Самодержавие и либерализм: эпоха Николая I и Луи-Филиппа Орлеанского - Наталия Таньшина
Шрифт:
Интервал:
Закладка:
Наконец в старинном селе Шокша, где живут вепсы, Леузон Ле Дюк, как он утверждал в 1873 г., нашел шахту с неразработанным красным порфиром, гомогенность и цвет которого полностью отвечали всем требованиям[709]. Профессора минералогии из Парижа и Санкт-Петербурга Жак Туре и Андрей Булах логично полагают, что путешественник «в одиночку не имел никакой возможности выполнить какую-либо геологическую оценку месторождения, обнаружить тип камня и просто выбрать дорогу к каменоломне». Место для шокшинской каменоломни выбрал Бугатти, именно он скорее всего и был тем самым «инженером», что прислал в Париж образцы камня[710].
Самое интересное, что найденный «порфир» даже с точки зрения геологии середины XIX в. таковым не был. Парижский профессор Пьер-Луи Кордье исследовал присланные из России минералы с помощью микроскопа, что в ту пору было новинкой, и установил, что «представленный минерал не порфир, а метаморфизованный песчаник»[711]. Современные специалисты предпочитают термин «шокшинский кварцит» и удивляются, что до XXI в. «доступные всем свидетельства явно не порфировой породы камня никем не отмечены»[712]. Впрочем, в департаменте искусств Министерства внутренних дел Франции по прибытии камня в Париж записали о появлении «античного русского красного порфира»[713], и по сей день в различных источниках, в том числе и французских, привычно пишут именно о «порфире». Именно так, в кавычках, мы и будем именовать его далее.
Оставалось приступить к добыче минерала, но для этого требовалось получить разрешение российских властей, а потом договориться о его транспортировке во Францию[714]. Обе задачи были весьма сложными. Леузон Ле Дюк попытался заинтересовать русское правительство следующим аргументом: путешественнику было известно, что в Петербурге имелась коллекция французских рукописей из архива Бастилии, вывезенных из Франции русским дипломатом П.П. Дубровским[715]. В 1812 г. во время Отечественной войны было решено перевезти их в Олонецкую губернию, где французы, если бы они дошли до Петербурга, не смогли их найти[716]. Однако Леузон Ле Дюк не знал, что рукописи были возвращены в столицу уже в декабре 1812 г.[717]
Взаимоотношения с властями у путешественника тоже складывались не особо удачно. По словам Леузона Ле Дюка, он оказался в центре конфликта компетенций двух административных центров, от которых зависело получение разрешения. В итоге за необходимым документом пришлось обратиться непосредственно к императору, а разрешение на аудиенцию к Николаю Павловичу обошелся посланцу Министерства внутренних дел Франции и Бугатти в 340 рублей серебром, ушедших в карманы «нужных людей»[718].

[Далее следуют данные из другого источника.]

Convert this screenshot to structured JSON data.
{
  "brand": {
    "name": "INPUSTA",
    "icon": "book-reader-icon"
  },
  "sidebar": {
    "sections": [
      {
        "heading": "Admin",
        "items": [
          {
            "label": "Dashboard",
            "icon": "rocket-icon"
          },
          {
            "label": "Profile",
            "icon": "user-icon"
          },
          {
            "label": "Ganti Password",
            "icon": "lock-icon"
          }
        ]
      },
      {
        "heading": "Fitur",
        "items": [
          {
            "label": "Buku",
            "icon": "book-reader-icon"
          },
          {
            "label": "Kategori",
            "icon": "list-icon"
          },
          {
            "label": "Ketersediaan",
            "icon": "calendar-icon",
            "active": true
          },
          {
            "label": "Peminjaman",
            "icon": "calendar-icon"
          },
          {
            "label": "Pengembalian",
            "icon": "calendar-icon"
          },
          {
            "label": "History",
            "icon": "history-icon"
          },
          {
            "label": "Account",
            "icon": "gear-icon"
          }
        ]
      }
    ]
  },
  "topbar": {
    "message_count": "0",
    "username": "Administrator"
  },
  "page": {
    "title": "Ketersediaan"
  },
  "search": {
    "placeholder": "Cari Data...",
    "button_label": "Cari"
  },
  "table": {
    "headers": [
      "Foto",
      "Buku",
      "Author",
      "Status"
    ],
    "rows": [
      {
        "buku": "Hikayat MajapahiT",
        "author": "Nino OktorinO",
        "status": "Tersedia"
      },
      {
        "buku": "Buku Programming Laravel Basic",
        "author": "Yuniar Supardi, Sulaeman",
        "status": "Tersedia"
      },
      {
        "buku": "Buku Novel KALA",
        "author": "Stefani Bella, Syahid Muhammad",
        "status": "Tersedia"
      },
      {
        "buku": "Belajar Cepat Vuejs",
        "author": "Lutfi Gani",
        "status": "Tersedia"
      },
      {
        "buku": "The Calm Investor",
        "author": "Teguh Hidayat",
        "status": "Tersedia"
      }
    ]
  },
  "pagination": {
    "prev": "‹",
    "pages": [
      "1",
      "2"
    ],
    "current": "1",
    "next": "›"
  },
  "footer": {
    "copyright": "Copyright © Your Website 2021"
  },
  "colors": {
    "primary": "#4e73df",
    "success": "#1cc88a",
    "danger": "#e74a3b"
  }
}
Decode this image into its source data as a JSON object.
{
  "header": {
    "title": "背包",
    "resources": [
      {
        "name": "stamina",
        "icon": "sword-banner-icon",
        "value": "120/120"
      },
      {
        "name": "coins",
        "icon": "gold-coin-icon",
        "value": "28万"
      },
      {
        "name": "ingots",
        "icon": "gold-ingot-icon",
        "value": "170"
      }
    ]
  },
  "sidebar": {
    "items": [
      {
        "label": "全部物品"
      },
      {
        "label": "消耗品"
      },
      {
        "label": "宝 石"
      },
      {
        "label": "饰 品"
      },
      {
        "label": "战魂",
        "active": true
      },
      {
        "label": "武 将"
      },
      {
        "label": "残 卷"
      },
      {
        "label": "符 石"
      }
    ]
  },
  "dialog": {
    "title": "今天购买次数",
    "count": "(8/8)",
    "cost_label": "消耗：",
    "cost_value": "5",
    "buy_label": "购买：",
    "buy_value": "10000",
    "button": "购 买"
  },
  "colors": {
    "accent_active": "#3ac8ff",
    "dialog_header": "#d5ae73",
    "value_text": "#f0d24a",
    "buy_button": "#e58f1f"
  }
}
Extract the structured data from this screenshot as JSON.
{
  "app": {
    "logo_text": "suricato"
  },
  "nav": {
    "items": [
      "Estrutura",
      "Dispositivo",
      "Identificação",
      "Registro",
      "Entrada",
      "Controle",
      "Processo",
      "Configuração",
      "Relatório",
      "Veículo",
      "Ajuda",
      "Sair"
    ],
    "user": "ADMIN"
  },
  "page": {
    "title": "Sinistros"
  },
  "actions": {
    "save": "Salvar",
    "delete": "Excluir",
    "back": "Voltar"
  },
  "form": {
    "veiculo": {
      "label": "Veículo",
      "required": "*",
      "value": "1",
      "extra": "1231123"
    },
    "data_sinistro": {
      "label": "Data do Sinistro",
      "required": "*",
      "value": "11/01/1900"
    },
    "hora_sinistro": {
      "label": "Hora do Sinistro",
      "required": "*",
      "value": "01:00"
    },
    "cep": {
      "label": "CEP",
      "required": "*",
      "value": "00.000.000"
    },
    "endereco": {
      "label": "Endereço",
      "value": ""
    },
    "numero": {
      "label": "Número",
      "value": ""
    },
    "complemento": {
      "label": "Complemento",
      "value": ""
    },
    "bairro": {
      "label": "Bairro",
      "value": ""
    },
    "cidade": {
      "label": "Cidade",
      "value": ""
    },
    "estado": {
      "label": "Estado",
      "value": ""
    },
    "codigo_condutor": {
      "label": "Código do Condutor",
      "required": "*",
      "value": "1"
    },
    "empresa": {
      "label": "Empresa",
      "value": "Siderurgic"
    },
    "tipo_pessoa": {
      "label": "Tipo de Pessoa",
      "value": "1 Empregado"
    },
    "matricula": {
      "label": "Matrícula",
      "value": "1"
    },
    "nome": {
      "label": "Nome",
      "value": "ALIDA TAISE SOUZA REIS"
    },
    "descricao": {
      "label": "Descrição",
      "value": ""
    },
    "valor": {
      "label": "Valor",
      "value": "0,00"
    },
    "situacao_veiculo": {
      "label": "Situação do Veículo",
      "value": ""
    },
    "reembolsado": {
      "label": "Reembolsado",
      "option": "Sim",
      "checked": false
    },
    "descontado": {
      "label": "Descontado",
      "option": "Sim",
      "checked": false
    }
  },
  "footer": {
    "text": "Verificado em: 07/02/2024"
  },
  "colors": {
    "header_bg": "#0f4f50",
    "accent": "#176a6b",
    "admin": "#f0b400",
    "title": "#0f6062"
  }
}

Француз вспоминал, что подготовил документ, который князь Петр Михайлович Волконский, министр императорского двора, представил государю на заседании Государственного совета. Царь, начав читать, произнес торжественным голосом: «Какая судьба! Мы нанесли первый смертельный удар этому человеку пожаром нашей древней и святой столицы, и это к нам пришли просить о его могиле!» Николай I распорядился, чтобы было оказано всяческое содействие и чтобы налог за разработку и добычу «порфира» с французов не взимался[719]. Как писал путешественник, между Россией и Наполеоном был в итоге достигнут высший компромисс: «На протяжении всей своей жизни он напрасно пытался превратить империю царей в самый прекрасный трофей своей славы. В результате великий полководец уже после своей смерти получил по крайней мере самое красивое украшение своей могилы»[720].
Какова же была цена вопроса о камне для наполеоновского саркофага? Во французских газетах написали, что царь сделал подарок Парижу. Действительно, концессия на разработку порфира была уступлена Франции (по данным Леузон Ле Дюка, патент стоил 6 тыс. франков[721]). Что касается добычи, то с учетом издержек по эксплуатации и транспортировке порфира она обошлась французам примерно в 200 тыс. франков. Но путешественник особо отмечал, что благодаря покровительству императора все административные препоны были преодолены, и отныне перед гостями из Парижа легко открывались все двери[722].